I might add that Green Tree, during the course of this litigation, was asked -- was -- there was litigation over the issue of costs both at the district court and the court of appeals. Green Tree was asked at oral argument, as is apparent from the appeal -- from the opinion from the Eleventh Circuit about the costs, and it was unprepared to say that there were specific costs, or, as Mr. Phillips has now allowed, that they might very well allow costs in the outset.

QUESTION: The court of appeals, as I understand its opinion, didn't talk about actual costs. It simply said that because these might -- these things might happen.

MR. SELLERS: Well, Mr. Chief Justice, I think --

QUESTION: You know, you've put the burden --

MR. SELLERS: I understand --

QUESTION: -- basically on the parties seeking arbitration, rather than on the party challenging the arbitration.

MR. SELLERS: I --

QUESTION: I question the propriety of that.

MR. SELLERS: I understand, Mr. Chief Justice. I refer now to the section of the opinion that's found at appendix 17(a) and (b) -- I'm sorry, 17(a) and 18(a), where the Eleventh Circuit refers to some questions and answers given to it by the -- by Green Tree's counsel at argument, and they asked about whether AAA rules are normally used. They say, we don't typically do that.

Then it says, the opinion on top of page 18(a) says, Green Tree also asserted at oral argument the arbitrator may apportion the fees of the arbitration in his award, but that provides no guarantee that a consumer successfully arbitrating under this clause will not be saddled with a prohibitive cost order, and it goes on.

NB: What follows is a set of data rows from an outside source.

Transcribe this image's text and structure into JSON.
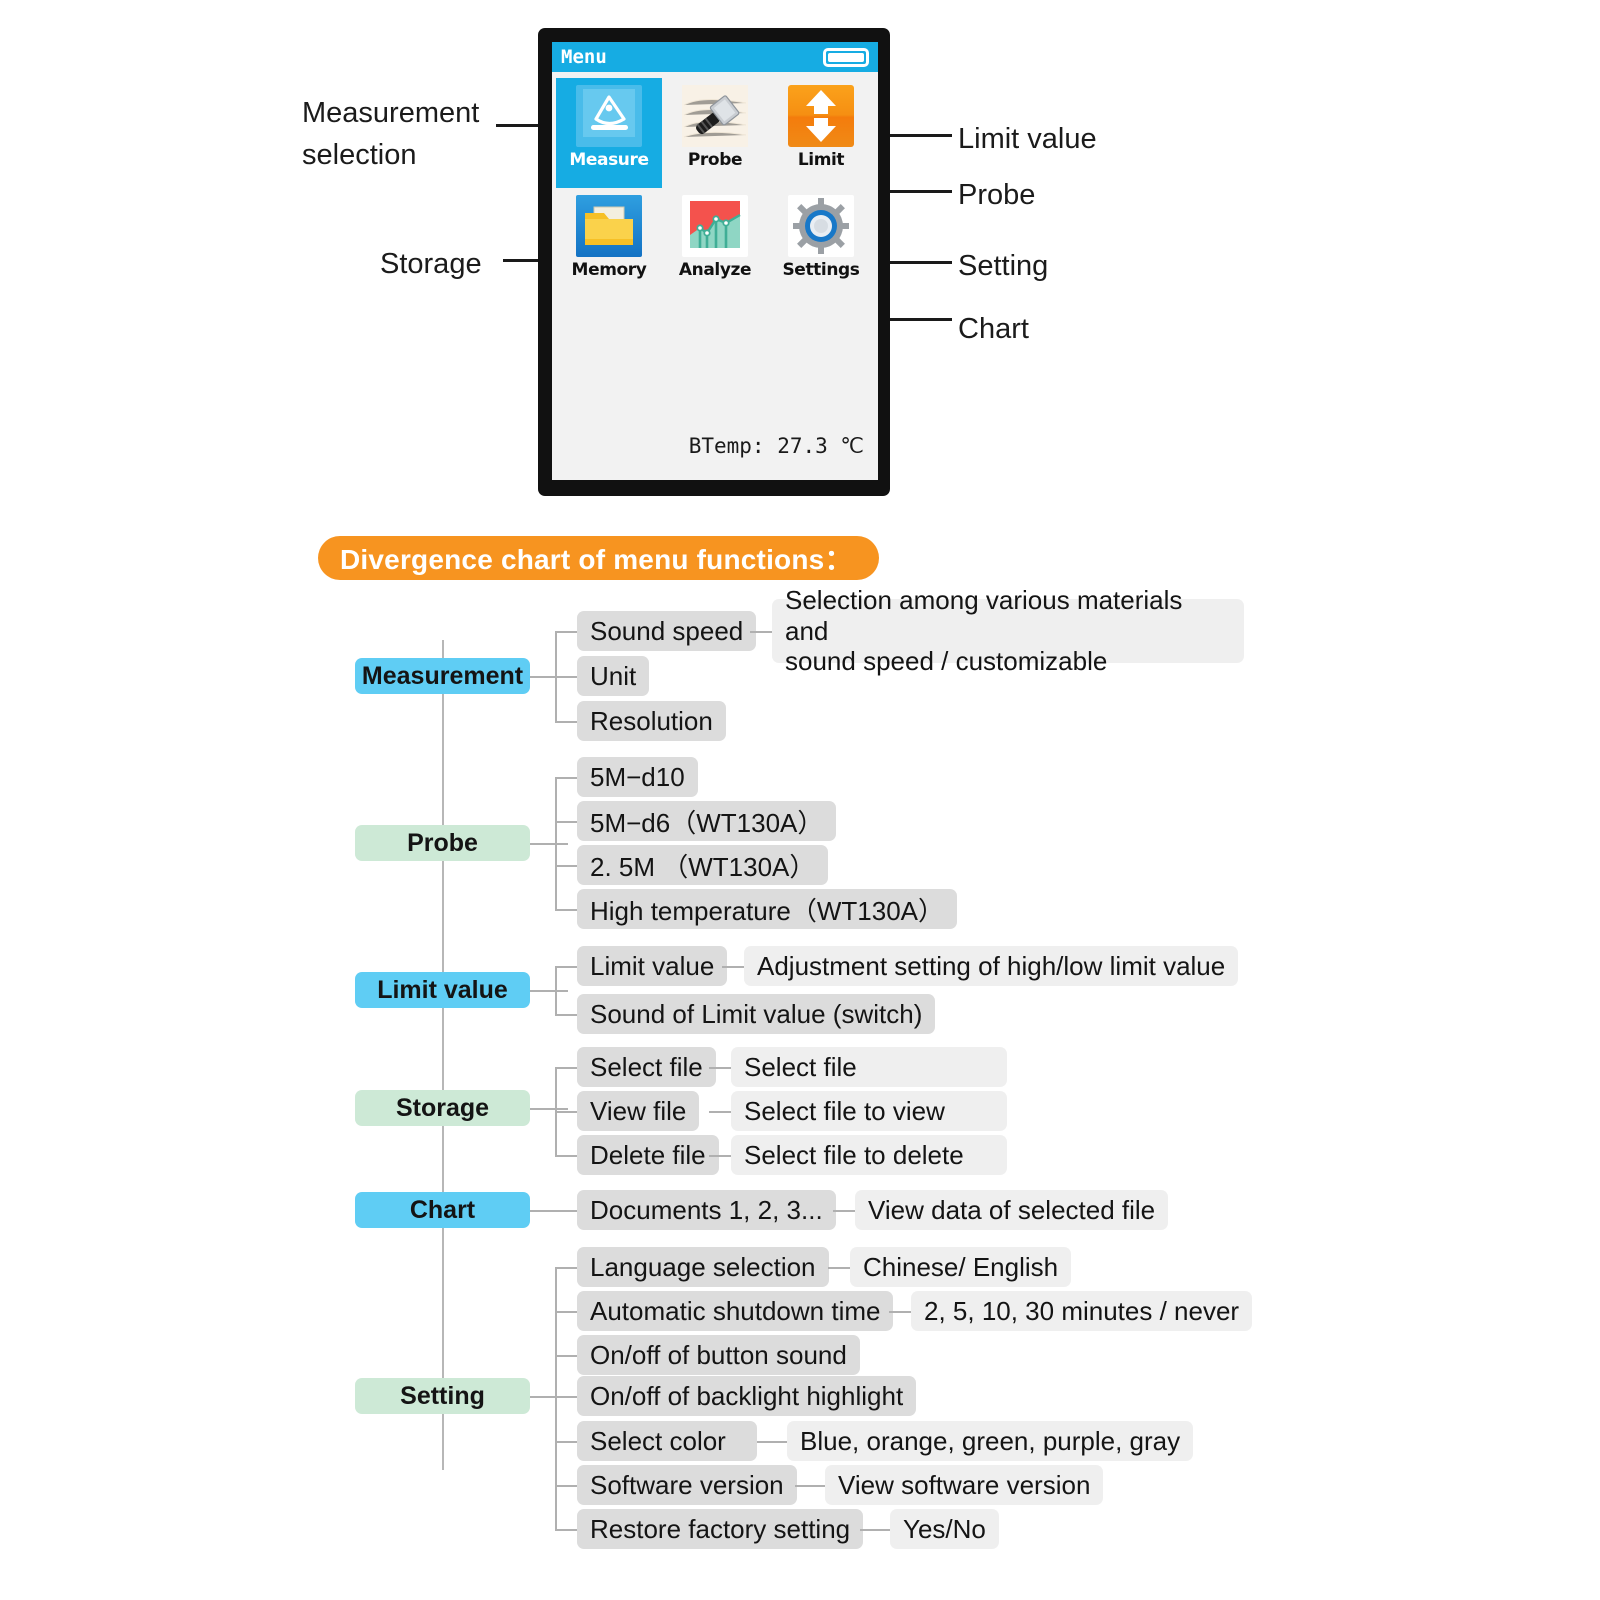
{
  "device": {
    "screen_title": "Menu",
    "battery_icon": "battery-full-icon",
    "status_text": "BTemp: 27.3 ℃",
    "tiles": [
      {
        "label": "Measure",
        "icon": "measure-icon",
        "selected": true
      },
      {
        "label": "Probe",
        "icon": "probe-icon",
        "selected": false
      },
      {
        "label": "Limit",
        "icon": "limit-icon",
        "selected": false
      },
      {
        "label": "Memory",
        "icon": "folder-icon",
        "selected": false
      },
      {
        "label": "Analyze",
        "icon": "chart-icon",
        "selected": false
      },
      {
        "label": "Settings",
        "icon": "gear-icon",
        "selected": false
      }
    ]
  },
  "callouts": {
    "left": [
      {
        "label": "Measurement\nselection",
        "line1": "Measurement",
        "line2": "selection"
      },
      {
        "label": "Storage",
        "line1": "Storage",
        "line2": ""
      }
    ],
    "right": [
      {
        "label": "Limit value"
      },
      {
        "label": "Probe"
      },
      {
        "label": "Setting"
      },
      {
        "label": "Chart"
      }
    ]
  },
  "banner": {
    "title": "Divergence chart of menu functions："
  },
  "colors": {
    "banner_orange": "#F79420",
    "root_blue": "#5FCDF4",
    "root_green": "#CDE9D6",
    "leaf_gray": "#DCDCDC",
    "leaf_light": "#EFEFEF",
    "screen_blue": "#16ACE3"
  },
  "tree": {
    "groups": [
      {
        "root": "Measurement",
        "root_color": "blue",
        "children": [
          {
            "label": "Sound speed",
            "detail": "Selection among various materials and\nsound speed / customizable"
          },
          {
            "label": "Unit",
            "detail": ""
          },
          {
            "label": "Resolution",
            "detail": ""
          }
        ]
      },
      {
        "root": "Probe",
        "root_color": "green",
        "children": [
          {
            "label": "5M−d10",
            "detail": ""
          },
          {
            "label": "5M−d6（WT130A）",
            "detail": ""
          },
          {
            "label": "2. 5M （WT130A）",
            "detail": ""
          },
          {
            "label": "High temperature（WT130A）",
            "detail": ""
          }
        ]
      },
      {
        "root": "Limit value",
        "root_color": "blue",
        "children": [
          {
            "label": "Limit value",
            "detail": "Adjustment setting of high/low limit value"
          },
          {
            "label": "Sound of Limit value (switch)",
            "detail": ""
          }
        ]
      },
      {
        "root": "Storage",
        "root_color": "green",
        "children": [
          {
            "label": "Select file",
            "detail": "Select file"
          },
          {
            "label": "View file",
            "detail": "Select file to view"
          },
          {
            "label": "Delete file",
            "detail": "Select file to delete"
          }
        ]
      },
      {
        "root": "Chart",
        "root_color": "blue",
        "children": [
          {
            "label": "Documents 1, 2, 3...",
            "detail": "View data of selected file"
          }
        ]
      },
      {
        "root": "Setting",
        "root_color": "green",
        "children": [
          {
            "label": "Language selection",
            "detail": "Chinese/ English"
          },
          {
            "label": "Automatic shutdown time",
            "detail": "2, 5, 10, 30 minutes / never"
          },
          {
            "label": "On/off of button sound",
            "detail": ""
          },
          {
            "label": "On/off of backlight highlight",
            "detail": ""
          },
          {
            "label": "Select color",
            "detail": "Blue, orange, green, purple, gray"
          },
          {
            "label": "Software version",
            "detail": "View software version"
          },
          {
            "label": "Restore factory setting",
            "detail": "Yes/No"
          }
        ]
      }
    ]
  }
}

They were asked and given an opportunity, apparently, to indicate what are the costs for --

QUESTION: Why should the burden be on them?

MR. SELLERS: Well, I think that the -- there was --

QUESTION: They weren't challenging the arbitration agreement. Your client was.

MR. SELLERS: I understand, but I think that's part of the record that we have here as to what those -- there was a consistent difficulty in pinning down Green Tree as to what the costs were.

QUESTION: Why doesn't Alabama law cover that? I mean, maybe it -- I found, or my law clerk found a case here involving Green Tree where the Alabama supreme court says, where a clause in a contract is silent on a particular question, notions of fairness and settled principles of Alabama law prevent us from deciding the question by indulging in assumption that the proof would support a worst-case scenario. It's a rather --

MR. SELLERS: I understand.

QUESTION: So why, following just Alabama law, wouldn't you say, well, what we're going to do is assume that it will be interpreted in a reasonable way that would support the arbitration --

MR. SELLERS: Because -- because, Justice Breyer, that would put Ms. Randolph in the untenable position where, in the pursuit of a claim that had economic damages of about $15, she would be forced to go forward with an arbitration on the presumption that the fees and costs would ultimately be allocable in a fair way without knowing what that would be --

QUESTION: I don't think that --

MR. SELLERS: -- and challenge it later.

QUESTION: I don't think that's necessarily correct, Mr. Sellers. Conceivably some, you know, proof could be offered in the district court, before the arbitration, that the fees would be, you know, way, way out of proportion, but it just wasn't done here.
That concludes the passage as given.